Worried that I would upset my husband and hurt his feelings, I went against my own better judgement and kept these people on my feed, all the while becoming more and more withdrawn.
Our relationship started to change as I couldn’t believe these were the people he chose as part of his life and silently I took my frustrations at not being able to have the freedom of my own expression on my feed out on him.
Just fix it damnit!
Eventually, 2 years later and after yet another post that was completely inappropriate I just deleted the whole lot. Almost every last cousin, aunt and friend of his I had never met.
So, there I sat with a very small handful of his family and friends whose feeds are uplifting, who show a genuine interest in getting to know us, who have followed Hamish and my other children with interest. These are people I feel I can trust should I share a personal detail or thought.
But what about the mom in law?
The one thing I will credit my husband for is trusting my judgement and respecting my choices.
We had always agreed that we do not need to like the same people to be in love with each other. And if anything we respect each others opinions and guard each others hearts this way.
Over the years, this list of mutual people has become smaller and smaller, until eventually a few days ago, I deleted his mother as well.
Explaining to Brent was a little harder. I mean how do you tell your husband, you’ve deleted his mother ?
But, I spent many years changing the cycles in my own life. Those who have followed me for a while know that my mother was a toxic alcoholic and I have fought to become the strong woman I am today by not being as weak as her.
It is an achievement I’m proud of and although I’m I’m increadibly patient, I have no tolerance for toxic behaviour.
So, I sat him down and explained:
- I’m religious and my children have all grown up with a religious faith but I will never force my religion onto someone. I worship a God of love not of judgement.
- To me The Easter bunny and Santa are the cutest reasons to dress my child up. Add to the magic to childhood and I won’t rob a child of their innocence by telling them that they aren’t real. I’m also offended by anyone robbing a child of the innocence of their imaginations.
- Halloween is a reason to dress up, telling my child it is evil is not fair on a 3 year old who will interpret that as he is evil.
- We homeschool because it was a decision Brent and I made, by asking my child when he is going to a proper school our parental choices are being questioned.
- I do not compare my children and do not enjoy listening to others constantly compare their children either. No child or adult wants to be compared.
- We celebrate each member of our blended family as an individual with their own choices and abilities.
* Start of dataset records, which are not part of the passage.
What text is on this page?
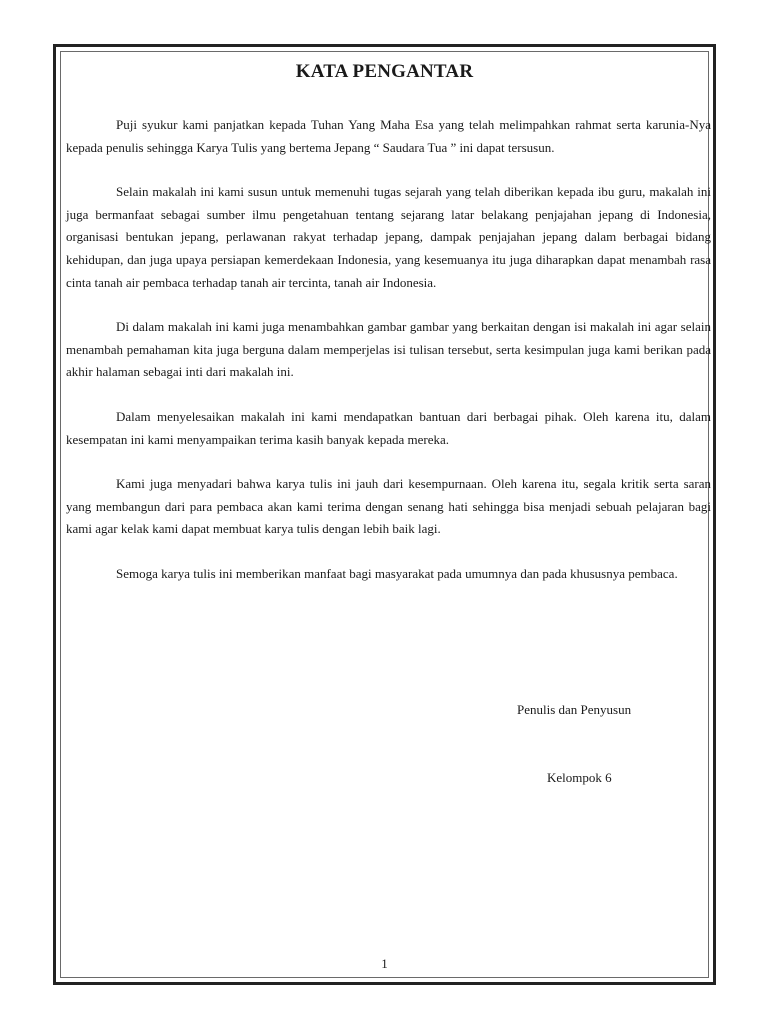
KATA PENGANTAR

Puji syukur kami panjatkan kepada Tuhan Yang Maha Esa yang telah melimpahkan rahmat serta karunia-Nya kepada penulis sehingga Karya Tulis yang bertema Jepang “ Saudara Tua ” ini dapat tersusun.

Selain makalah ini kami susun untuk memenuhi tugas sejarah yang telah diberikan kepada ibu guru, makalah ini juga bermanfaat sebagai sumber ilmu pengetahuan tentang sejarang latar belakang penjajahan jepang di Indonesia, organisasi bentukan jepang, perlawanan rakyat terhadap jepang, dampak penjajahan jepang dalam berbagai bidang kehidupan, dan juga upaya persiapan kemerdekaan Indonesia, yang kesemuanya itu juga diharapkan dapat menambah rasa cinta tanah air pembaca terhadap tanah air tercinta, tanah air Indonesia.

Di dalam makalah ini kami juga menambahkan gambar gambar yang berkaitan dengan isi makalah ini agar selain menambah pemahaman kita juga berguna dalam memperjelas isi tulisan tersebut, serta kesimpulan juga kami berikan pada akhir halaman sebagai inti dari makalah ini.

Dalam menyelesaikan makalah ini kami mendapatkan bantuan dari berbagai pihak. Oleh karena itu, dalam kesempatan ini kami menyampaikan terima kasih banyak kepada mereka.

Kami juga menyadari bahwa karya tulis ini jauh dari kesempurnaan. Oleh karena itu, segala kritik serta saran yang membangun dari para pembaca akan kami terima dengan senang hati sehingga bisa menjadi sebuah pelajaran bagi kami agar kelak kami dapat membuat karya tulis dengan lebih baik lagi.

Semoga karya tulis ini memberikan manfaat bagi masyarakat pada umumnya dan pada khususnya pembaca.

Penulis dan Penyusun
Kelompok 6
1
We love them unconditionally just as they are.
- Gossip is not a good trait.
- We speak to each other with respect and kindness, we do not use condescending tones. The way we speak to each other will determine the way our children will speak to others.
How did he take it
Blended families are not easy. My husband is the most imperfect saint somedays ….and when I feel I need to make concious decisions to protect the mental health and self esteem of myself and our family he stands beside me and supports me.
We spoke about it. We came to our conclusion to move forward and we set boundaries.
I personally think it is not easy for anyone to accept a strong, independent women who has raised 6 grown children already, mostly because as a strong women I am set in my way. I am not easily swayed, gave up on impressing people out of obligation and hold my value system very strongly.
Although I may really not want to share my personal space or facebook thoughts with my mother in law, I still have the obligation as my husband’s wife and my son’s mother to not let our relationship, or lack there of determine their relationship with her.
So, whilst we certainly won’t be having any holidays together I’d still encourage Brent to speak to his mother and after our conversation I know that he will put the boundaries in to safe guard Hamish from any toxic influence and be mature enough to end the conversation should it become toxic.